Stacy Mitchell, a senior researcher with the New Rules Project, which seeks to promote sustainable policy, provided a similar insight: “Wal-Mart’s eco-commitments are not without substance, [but] it has carefully defined the parameters of sustainability to avoid running up against the basic formula of how it operates and grows. Glaringly absent is any mention of sprawl or land use [or] how the big-box format that Wal-Mart pioneered has led to a sharp increase in the number of miles Americans drive for shopping.” Others point out that not only does Wal-Mart’s business model encourage frequent consumption and disposability, but it has also induced domestic suppliers to take their operations to lower-cost countries, where environmental impact controls are minimal and from which goods have to be transported great distances on petroleum-fueled container ships.

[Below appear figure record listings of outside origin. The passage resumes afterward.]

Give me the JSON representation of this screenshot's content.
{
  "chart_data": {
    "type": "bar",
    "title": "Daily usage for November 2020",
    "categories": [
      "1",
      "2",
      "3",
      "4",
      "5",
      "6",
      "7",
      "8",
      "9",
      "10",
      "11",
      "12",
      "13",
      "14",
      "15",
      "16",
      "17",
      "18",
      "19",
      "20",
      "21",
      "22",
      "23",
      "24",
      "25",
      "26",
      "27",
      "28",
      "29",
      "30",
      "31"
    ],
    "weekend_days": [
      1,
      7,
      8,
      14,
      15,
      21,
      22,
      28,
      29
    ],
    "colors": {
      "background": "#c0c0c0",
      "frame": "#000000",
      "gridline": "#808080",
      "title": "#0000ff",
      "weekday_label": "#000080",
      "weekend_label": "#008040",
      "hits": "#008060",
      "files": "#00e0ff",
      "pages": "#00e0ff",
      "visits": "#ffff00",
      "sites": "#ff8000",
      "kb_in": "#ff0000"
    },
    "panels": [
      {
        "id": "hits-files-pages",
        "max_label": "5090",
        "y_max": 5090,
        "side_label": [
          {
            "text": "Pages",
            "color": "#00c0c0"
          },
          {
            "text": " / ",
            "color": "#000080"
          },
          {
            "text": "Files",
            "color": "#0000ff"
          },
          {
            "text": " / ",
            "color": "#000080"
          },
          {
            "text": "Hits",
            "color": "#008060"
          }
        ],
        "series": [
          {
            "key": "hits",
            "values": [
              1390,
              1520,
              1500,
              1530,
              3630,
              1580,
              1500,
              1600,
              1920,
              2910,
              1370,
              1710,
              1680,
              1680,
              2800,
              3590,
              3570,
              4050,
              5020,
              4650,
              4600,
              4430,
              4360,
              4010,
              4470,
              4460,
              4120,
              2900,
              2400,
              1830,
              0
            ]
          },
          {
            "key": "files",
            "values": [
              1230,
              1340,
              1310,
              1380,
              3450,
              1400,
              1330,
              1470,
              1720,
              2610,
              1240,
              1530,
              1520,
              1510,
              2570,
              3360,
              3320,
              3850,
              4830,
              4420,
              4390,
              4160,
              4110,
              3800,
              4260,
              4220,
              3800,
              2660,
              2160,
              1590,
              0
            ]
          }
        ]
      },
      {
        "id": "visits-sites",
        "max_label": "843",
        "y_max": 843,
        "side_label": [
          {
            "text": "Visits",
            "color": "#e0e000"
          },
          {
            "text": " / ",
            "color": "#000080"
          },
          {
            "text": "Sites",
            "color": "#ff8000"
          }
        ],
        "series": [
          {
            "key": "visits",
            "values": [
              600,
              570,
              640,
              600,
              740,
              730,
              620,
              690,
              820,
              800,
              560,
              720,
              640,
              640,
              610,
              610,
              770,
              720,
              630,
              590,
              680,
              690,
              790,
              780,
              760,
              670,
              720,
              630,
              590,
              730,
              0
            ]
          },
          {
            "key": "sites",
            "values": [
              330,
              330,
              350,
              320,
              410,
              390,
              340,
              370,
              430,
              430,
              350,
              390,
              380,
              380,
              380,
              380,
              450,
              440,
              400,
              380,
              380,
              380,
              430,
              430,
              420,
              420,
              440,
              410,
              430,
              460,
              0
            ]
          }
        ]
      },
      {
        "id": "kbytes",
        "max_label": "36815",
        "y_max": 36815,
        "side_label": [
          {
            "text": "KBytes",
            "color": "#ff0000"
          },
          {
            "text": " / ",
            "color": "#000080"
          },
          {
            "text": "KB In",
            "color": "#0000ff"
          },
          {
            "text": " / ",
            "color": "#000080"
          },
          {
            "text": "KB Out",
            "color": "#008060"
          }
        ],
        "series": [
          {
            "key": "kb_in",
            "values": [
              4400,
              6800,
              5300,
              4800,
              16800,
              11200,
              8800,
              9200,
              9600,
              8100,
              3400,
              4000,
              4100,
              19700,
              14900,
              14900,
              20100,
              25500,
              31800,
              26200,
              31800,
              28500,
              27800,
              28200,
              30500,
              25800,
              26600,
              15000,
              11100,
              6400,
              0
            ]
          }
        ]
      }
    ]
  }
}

Some believe that the existing shareholder-driven model of corporate responsibility makes companies like Procter & Gamble and Wal-Mart intrinsically incapable of real sustainability. “It’s plain to me that market leaders have an inherent disincentive for radical innovation,” said Adam Lowry, co-founder of method, makers of nontoxic, biodegradable household cleaning products. “Disruptive new ideas require a company to cannibalize itself. That’s incredibly risky for a business that has incumbency.”

The nonprofit organization B Lab proposes to help change that dynamic by introducing a new kind of corporate legal structure called the Benefit (or B) Corporation that meets rigorous, independent standards of social and environmental performance and accountability. In return, B Corporations receive enhanced brand equity, service partnership discounts and tax breaks. B Lab’s stated mission is “to create a new sector of the economy which uses the power of business to solve social and environmental problems.” B Lab’s certification and advocacy efforts seek to redefine fiduciary duty to include having a positive — or at least not a negative — impact on society and the environment.

Many laud the B Lab approach as an addition, not an alternative, to shareholder-driven capitalism. They believe market mechanisms are already in place to reward companies that find ways to simultaneously serve their shareholders, their customers, their employees and their communities.

“Capitalism is by far the best system ever created for allocating resources, but there are market failures that require smart regulation,” said Farron Levy, president of True Impact, a consulting company that helps organizations measure the social and business value of their operating practices. “The value of B Lab is not regulatory, however, but how it helps companies be more attentive to their overall impacts. Ultimately, B Lab supports a concept that too often gets lost these days: the purpose of business is not to make a profit, but to create value, which earns profits. Value capture without value creation is a recipe for disaster, as our financial industry has so well illustrated.”